Please note: We are aware of an issue affecting replies on the Arm Community forums, which may not be loading as expected.
We apologize for any inconvenience and appreciate your patience while we investigate and work to resolve the issue.
Thank you for your understanding.
I wish to implement convolution on arm mali GPUs and want it to be optimised for both speed and memory ? What's the best way to do this? GEMM based MCMK convolutions are not suited as they utilise a lot of memory. Also, a direct implementation on GPU is way slower than the corresponding CPU version. Any time for memory reshaping should be taken into account for timing calculations.
Hi,
Here are a few leads:
1. Have you considered using the Arm Compute Library [1]? It supports a number of convolution kernels optimised for Mali GPUs. We'd love to hear if your use-case isn't covered or if the library isn't convenient to use for some reason.

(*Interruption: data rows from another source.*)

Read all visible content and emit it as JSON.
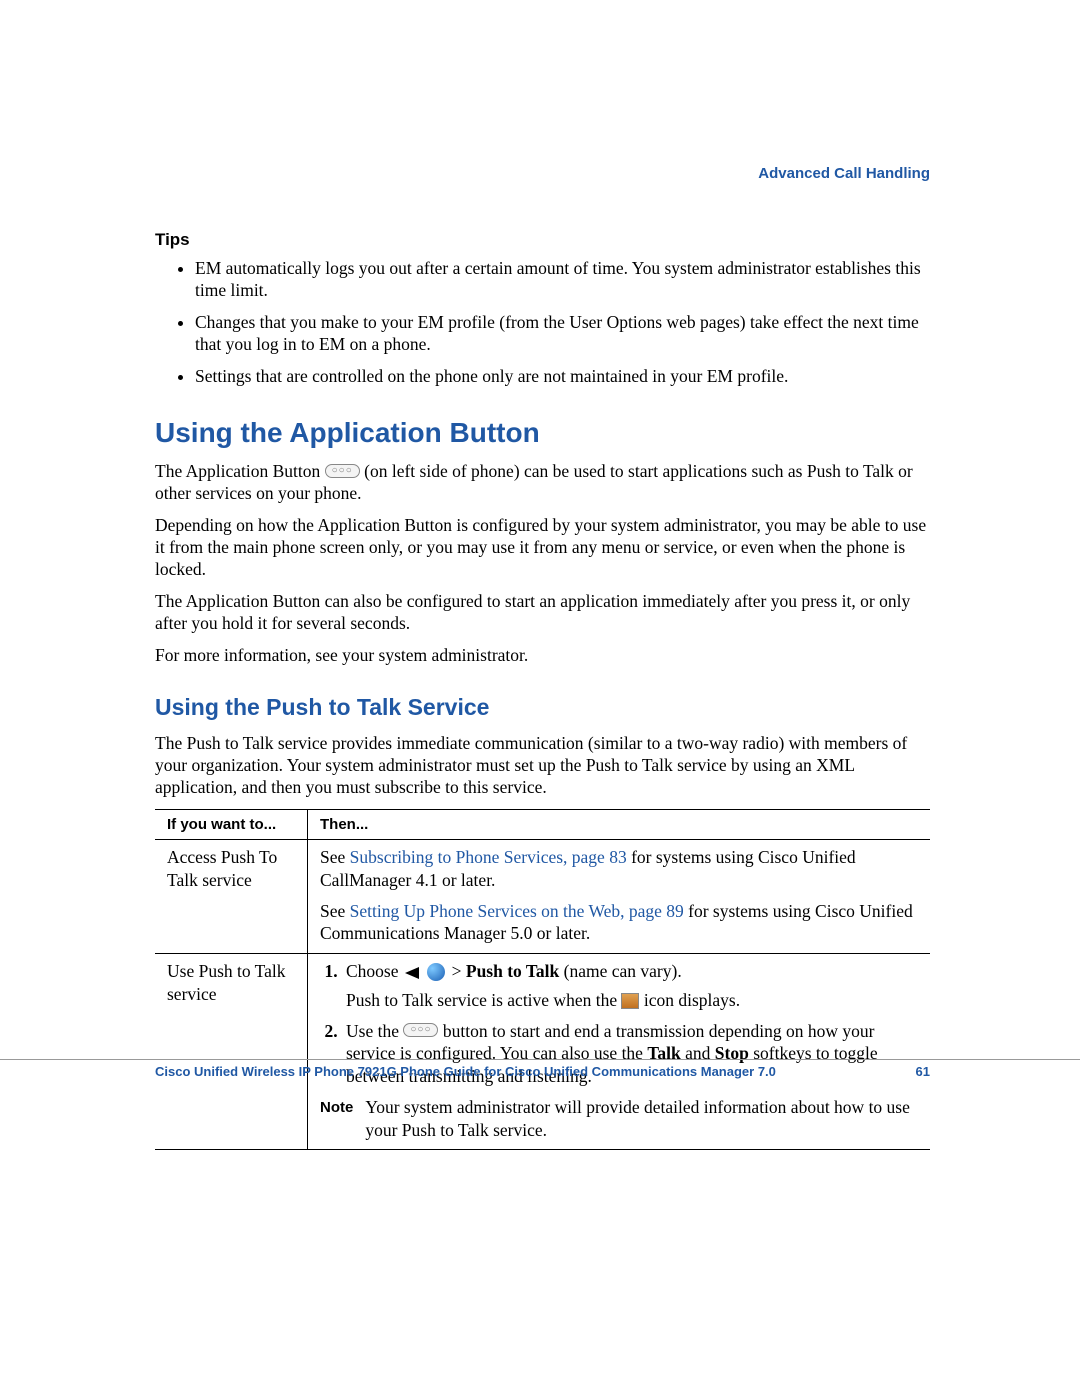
{
  "header": {
    "section": "Advanced Call Handling"
  },
  "tips": {
    "heading": "Tips",
    "items": [
      "EM automatically logs you out after a certain amount of time. You system administrator establishes this time limit.",
      "Changes that you make to your EM profile (from the User Options web pages) take effect the next time that you log in to EM on a phone.",
      "Settings that are controlled on the phone only are not maintained in your EM profile."
    ]
  },
  "section1": {
    "title": "Using the Application Button",
    "p1a": "The Application Button ",
    "p1b": " (on left side of phone) can be used to start applications such as Push to Talk or other services on your phone.",
    "p2": "Depending on how the Application Button is configured by your system administrator, you may be able to use it from the main phone screen only, or you may use it from any menu or service, or even when the phone is locked.",
    "p3": "The Application Button can also be configured to start an application immediately after you press it, or only after you hold it for several seconds.",
    "p4": "For more information, see your system administrator."
  },
  "section2": {
    "title": "Using the Push to Talk Service",
    "intro": "The Push to Talk service provides immediate communication (similar to a two-way radio) with members of your organization. Your system administrator must set up the Push to Talk service by using an XML application, and then you must subscribe to this service."
  },
  "table": {
    "col1": "If you want to...",
    "col2": "Then...",
    "row1": {
      "left": "Access Push To Talk service",
      "r1a": "See ",
      "r1link": "Subscribing to Phone Services, page 83",
      "r1b": " for systems using Cisco Unified CallManager 4.1 or later.",
      "r2a": "See ",
      "r2link": "Setting Up Phone Services on the Web, page 89",
      "r2b": " for systems using Cisco Unified Communications Manager 5.0 or later."
    },
    "row2": {
      "left": "Use Push to Talk service",
      "s1a": "Choose ",
      "s1b": " > ",
      "s1bold": "Push to Talk",
      "s1c": " (name can vary).",
      "s1line2a": "Push to Talk service is active when the ",
      "s1line2b": " icon displays.",
      "s2a": "Use the ",
      "s2b": " button to start and end a transmission depending on how your service is configured. You can also use the ",
      "s2talk": "Talk",
      "s2mid": " and ",
      "s2stop": "Stop",
      "s2c": " softkeys to toggle between transmitting and listening.",
      "noteLabel": "Note",
      "noteText": "Your system administrator will provide detailed information about how to use your Push to Talk service."
    }
  },
  "icons": {
    "appButtonGlyph": "○○○"
  },
  "footer": {
    "title": "Cisco Unified Wireless IP Phone 7921G Phone Guide for Cisco Unified Communications Manager 7.0",
    "page": "61"
  }
}
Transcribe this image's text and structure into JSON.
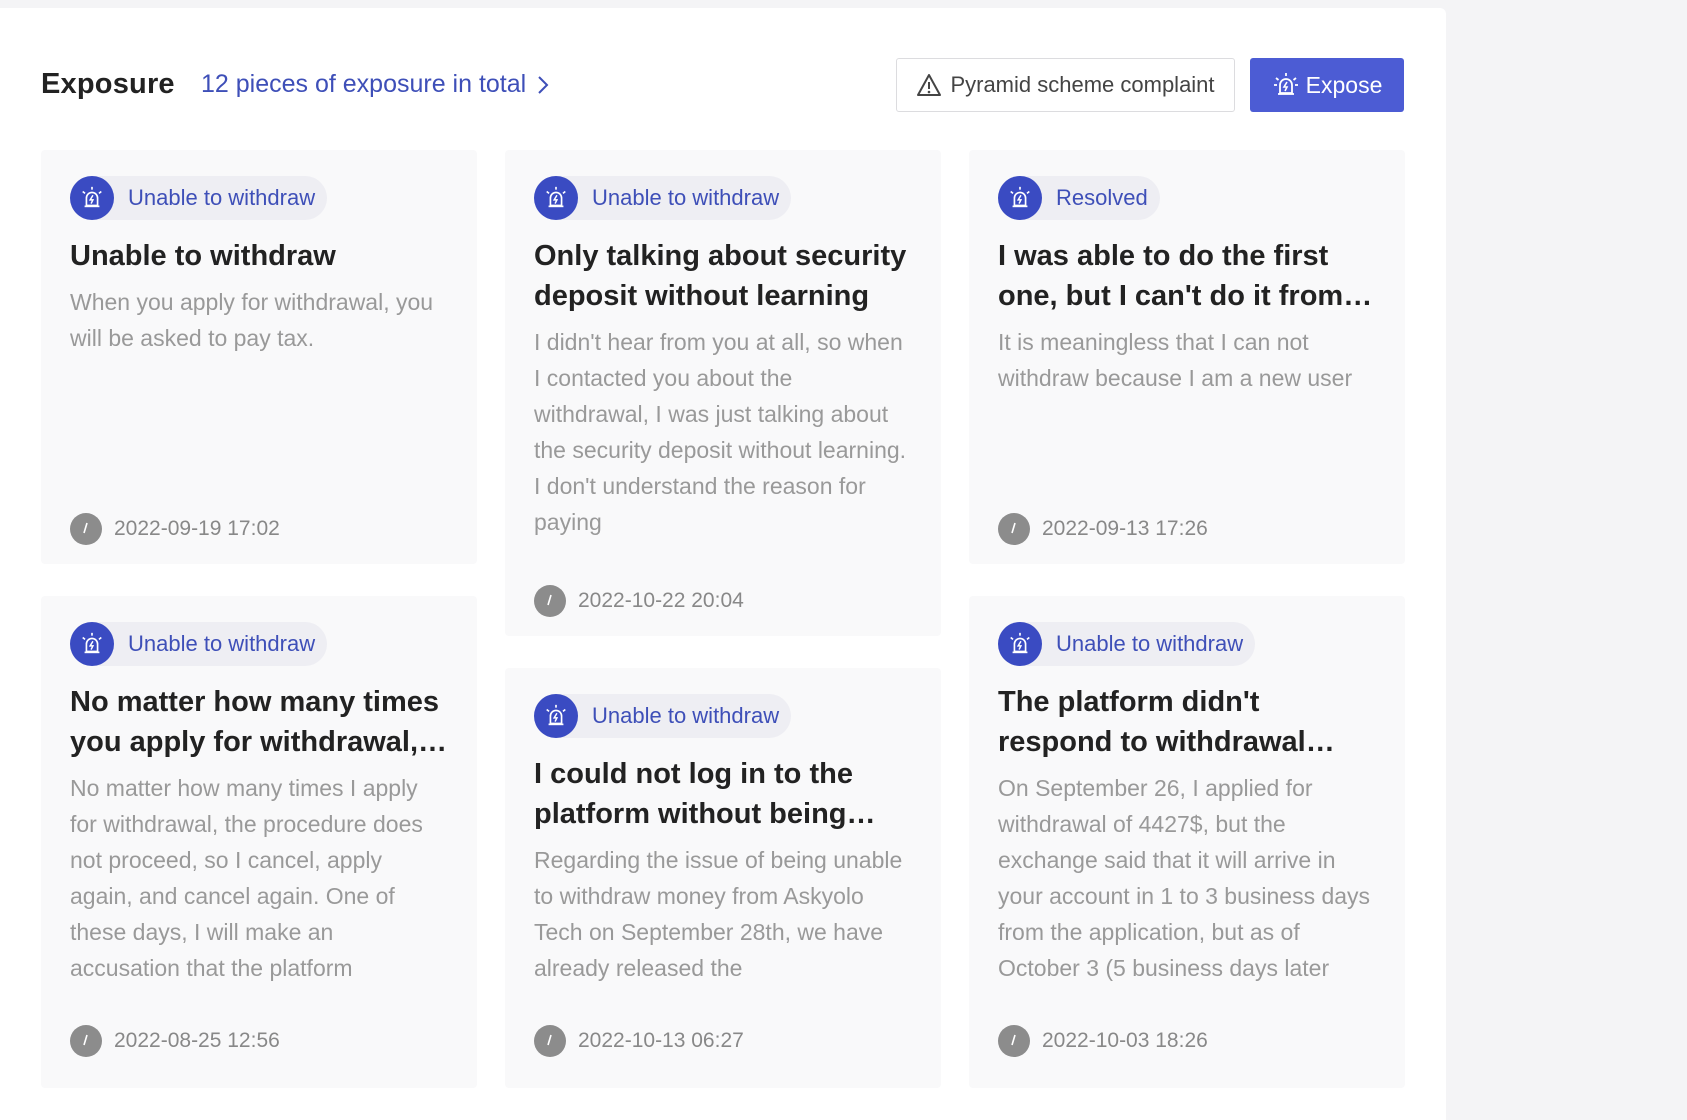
{
  "header": {
    "title": "Exposure",
    "total_link": "12 pieces of exposure in total",
    "complaint_button": "Pyramid scheme complaint",
    "expose_button": "Expose"
  },
  "cards": [
    {
      "tag": "Unable to withdraw",
      "title": "Unable to withdraw",
      "description": "When you apply for withdrawal, you will be asked to pay tax.",
      "time": "2022-09-19 17:02"
    },
    {
      "tag": "Unable to withdraw",
      "title": "Only talking about security deposit without learning",
      "description": "I didn't hear from you at all, so when I contacted you about the withdrawal, I was just talking about the security deposit without learning. I don't understand the reason for paying",
      "time": "2022-10-22 20:04"
    },
    {
      "tag": "Resolved",
      "title": "I was able to do the first one, but I can't do it from the second one",
      "description": "It is meaningless that I can not withdraw because I am a new user",
      "time": "2022-09-13 17:26"
    },
    {
      "tag": "Unable to withdraw",
      "title": "No matter how many times you apply for withdrawal, it does not proceed",
      "description": "No matter how many times I apply for withdrawal, the procedure does not proceed, so I cancel, apply again, and cancel again. One of these days, I will make an accusation that the platform",
      "time": "2022-08-25 12:56"
    },
    {
      "tag": "Unable to withdraw",
      "title": "I could not log in to the platform without being able to withdraw",
      "description": "Regarding the issue of being unable to withdraw money from Askyolo Tech on September 28th, we have already released the",
      "time": "2022-10-13 06:27"
    },
    {
      "tag": "Unable to withdraw",
      "title": "The platform didn't respond to withdrawal requests",
      "description": "On September 26, I applied for withdrawal of 4427$, but the exchange said that it will arrive in your account in 1 to 3 business days from the application, but as of October 3 (5 business days later",
      "time": "2022-10-03 18:26"
    }
  ]
}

2. You could try to use sub group operations to exchange data in a direct implementation.
Hope this helps.
Regards,
Kévin
[1] github.com/.../ComputeLibrary
Hi, I am primarily working with OpenCL 1.2 and subgroups is not supported till OpenCL 2.0. Another thing is I wish to know about the implementation details regarding the best way to do convolution in terms of memory and performance. I am primarily concerned with single kernel convolution. Kindly help.